Sequential PatchCore: Anomaly Detection for Surface Inspection using Synthetic Impurities
Runzhou Mao, Juraj Fulir, Christoph Garth, Petra Gospodnetić
TL;DR
This work targets impurity-induced degradation in automated surface inspection and tackles memory bottlenecks in PatchCore by introducing Sequential PatchCore, which builds and updates the coreset sequentially, reducing memory from $O(NP)$ to $O(|\mathcal{M}|)$ and enabling training on consumer hardware. It also introduces coreset melding to enable transfer learning across datasets, leveraging coresets trained on different versions to form a refined model without reprocessing large datasets.
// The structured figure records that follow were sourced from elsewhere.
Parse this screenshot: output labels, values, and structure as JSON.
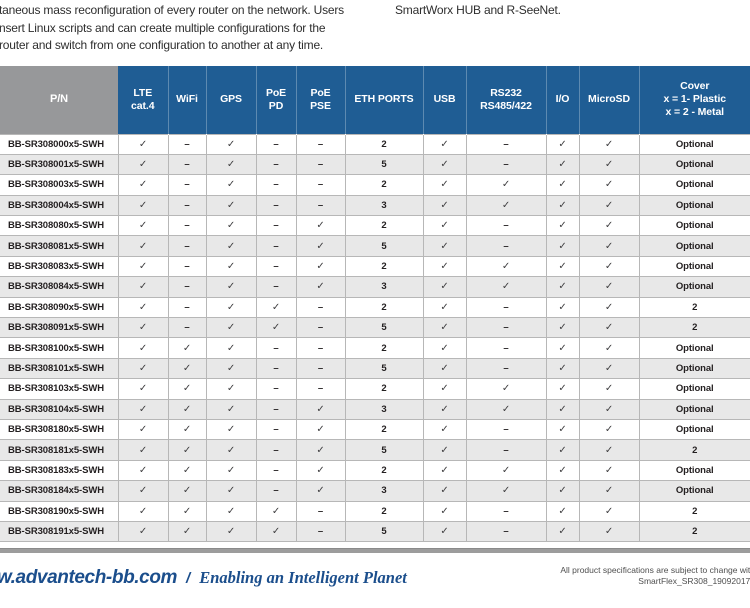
{
  "intro": {
    "left_lines": [
      "taneous mass reconfiguration of every router on the network. Users",
      "nsert Linux scripts and can create multiple configurations for the",
      "router and switch from one configuration to another at any time."
    ],
    "right_line": "SmartWorx HUB and R-SeeNet."
  },
  "table": {
    "columns": [
      {
        "key": "pn",
        "label": "P/N"
      },
      {
        "key": "lte",
        "label": "LTE\ncat.4"
      },
      {
        "key": "wifi",
        "label": "WiFi"
      },
      {
        "key": "gps",
        "label": "GPS"
      },
      {
        "key": "poe-pd",
        "label": "PoE\nPD"
      },
      {
        "key": "poe-pse",
        "label": "PoE\nPSE"
      },
      {
        "key": "eth-ports",
        "label": "ETH PORTS"
      },
      {
        "key": "usb",
        "label": "USB"
      },
      {
        "key": "rs232",
        "label": "RS232\nRS485/422"
      },
      {
        "key": "io",
        "label": "I/O"
      },
      {
        "key": "microsd",
        "label": "MicroSD"
      },
      {
        "key": "cover",
        "label": "Cover\nx = 1- Plastic\nx = 2 - Metal"
      }
    ],
    "rows": [
      {
        "pn": "BB-SR308000x5-SWH",
        "cells": [
          "✓",
          "–",
          "✓",
          "–",
          "–",
          "2",
          "✓",
          "–",
          "✓",
          "✓",
          "Optional"
        ]
      },
      {
        "pn": "BB-SR308001x5-SWH",
        "cells": [
          "✓",
          "–",
          "✓",
          "–",
          "–",
          "5",
          "✓",
          "–",
          "✓",
          "✓",
          "Optional"
        ]
      },
      {
        "pn": "BB-SR308003x5-SWH",
        "cells": [
          "✓",
          "–",
          "✓",
          "–",
          "–",
          "2",
          "✓",
          "✓",
          "✓",
          "✓",
          "Optional"
        ]
      },
      {
        "pn": "BB-SR308004x5-SWH",
        "cells": [
          "✓",
          "–",
          "✓",
          "–",
          "–",
          "3",
          "✓",
          "✓",
          "✓",
          "✓",
          "Optional"
        ]
      },
      {
        "pn": "BB-SR308080x5-SWH",
        "cells": [
          "✓",
          "–",
          "✓",
          "–",
          "✓",
          "2",
          "✓",
          "–",
          "✓",
          "✓",
          "Optional"
        ]
      },
      {
        "pn": "BB-SR308081x5-SWH",
        "cells": [
          "✓",
          "–",
          "✓",
          "–",
          "✓",
          "5",
          "✓",
          "–",
          "✓",
          "✓",
          "Optional"
        ]
      },
      {
        "pn": "BB-SR308083x5-SWH",
        "cells": [
          "✓",
          "–",
          "✓",
          "–",
          "✓",
          "2",
          "✓",
          "✓",
          "✓",
          "✓",
          "Optional"
        ]
      },
      {
        "pn": "BB-SR308084x5-SWH",
        "cells": [
          "✓",
          "–",
          "✓",
          "–",
          "✓",
          "3",
          "✓",
          "✓",
          "✓",
          "✓",
          "Optional"
        ]
      },
      {
        "pn": "BB-SR308090x5-SWH",
        "cells": [
          "✓",
          "–",
          "✓",
          "✓",
          "–",
          "2",
          "✓",
          "–",
          "✓",
          "✓",
          "2"
        ]
      },
      {
        "pn": "BB-SR308091x5-SWH",
        "cells": [
          "✓",
          "–",
          "✓",
          "✓",
          "–",
          "5",
          "✓",
          "–",
          "✓",
          "✓",
          "2"
        ]
      },
      {
        "pn": "BB-SR308100x5-SWH",
        "cells": [
          "✓",
          "✓",
          "✓",
          "–",
          "–",
          "2",
          "✓",
          "–",
          "✓",
          "✓",
          "Optional"
        ]
      },
      {
        "pn": "BB-SR308101x5-SWH",
        "cells": [
          "✓",
          "✓",
          "✓",
          "–",
          "–",
          "5",
          "✓",
          "–",
          "✓",
          "✓",
          "Optional"
        ]
      },
      {
        "pn": "BB-SR308103x5-SWH",
        "cells": [
          "✓",
          "✓",
          "✓",
          "–",
          "–",
          "2",
          "✓",
          "✓",
          "✓",
          "✓",
          "Optional"
        ]
      },
      {
        "pn": "BB-SR308104x5-SWH",
        "cells": [
          "✓",
          "✓",
          "✓",
          "–",
          "✓",
          "3",
          "✓",
          "✓",
          "✓",
          "✓",
          "Optional"
        ]
      },
      {
        "pn": "BB-SR308180x5-SWH",
        "cells": [
          "✓",
          "✓",
          "✓",
          "–",
          "✓",
          "2",
          "✓",
          "–",
          "✓",
          "✓",
          "Optional"
        ]
      },
      {
        "pn": "BB-SR308181x5-SWH",
        "cells": [
          "✓",
          "✓",
          "✓",
          "–",
          "✓",
          "5",
          "✓",
          "–",
          "✓",
          "✓",
          "2"
        ]
      },
      {
        "pn": "BB-SR308183x5-SWH",
        "cells": [
          "✓",
          "✓",
          "✓",
          "–",
          "✓",
          "2",
          "✓",
          "✓",
          "✓",
          "✓",
          "Optional"
        ]
      },
      {
        "pn": "BB-SR308184x5-SWH",
        "cells": [
          "✓",
          "✓",
          "✓",
          "–",
          "✓",
          "3",
          "✓",
          "✓",
          "✓",
          "✓",
          "Optional"
        ]
      },
      {
        "pn": "BB-SR308190x5-SWH",
        "cells": [
          "✓",
          "✓",
          "✓",
          "✓",
          "–",
          "2",
          "✓",
          "–",
          "✓",
          "✓",
          "2"
        ]
      },
      {
        "pn": "BB-SR308191x5-SWH",
        "cells": [
          "✓",
          "✓",
          "✓",
          "✓",
          "–",
          "5",
          "✓",
          "–",
          "✓",
          "✓",
          "2"
        ]
      }
    ]
  },
  "footer": {
    "brand": "w.advantech-bb.com",
    "slash": "/",
    "slogan": "Enabling an Intelligent Planet",
    "note_line1": "All product specifications are subject to change with",
    "note_line2": "SmartFlex_SR308_19092017d"
  },
  "colors": {
    "header_blue": "#1F5D94",
    "pn_gray": "#97989A",
    "row_alt": "#E8E8E8",
    "border": "#B7B7B7",
    "bar_gray": "#9C9C9C",
    "footer_blue": "#1B4E8C"
  }
}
A photorealistic water-stain generation method based on Perlin noise and jittered sampling creates synthetic impurities, enabling impurity-aware pre-training with two dataset variants: Synth and Synth$_{WS}$. Empirical evaluation on a dual aluminum-plate dataset shows that impurities can lower pixel-wise recall, but defect-wise recall remains informative; finetuning on real data substantially improves performance, and coreset melding offers fast, scalable transfer learning. Overall, the paper demonstrates that synthetic impurities, when paired with memory-efficient coresets and transfer learning, enable practical high-resolution anomaly detection with meaningful industrial metrics and insights into impurity effects.
Abstract
The appearance of surface impurities (e.g., water stains, fingerprints, stickers) is an often-mentioned issue that causes degradation of automated visual inspection systems. At the same time, synthetic data generation techniques for visual surface inspection have focused primarily on generating perfect examples and defects, disregarding impurities. This study highlights the importance of considering impurities when generating synthetic data. We introduce a procedural method to include photorealistic water stains in synthetic data. The synthetic datasets are generated to correspond to real datasets and are further used to train an anomaly detection model and investigate the influence of water stains. The high-resolution images used for surface inspection lead to memory bottlenecks during anomaly detection training. To address this, we introduce Sequential PatchCore - a method to build coresets sequentially and make training on large images using consumer-grade hardware tractable. This allows us to perform transfer learning using coresets pre-trained on different dataset versions. Our results show the benefits of using synthetic data for pre-training an explicit coreset anomaly model and the extended performance benefits of finetuning the coreset using real data. We observed how the impurities and labelling ambiguity lower the model performance and have additionally reported the defect-wise recall to provide an industrially relevant perspective on model performance.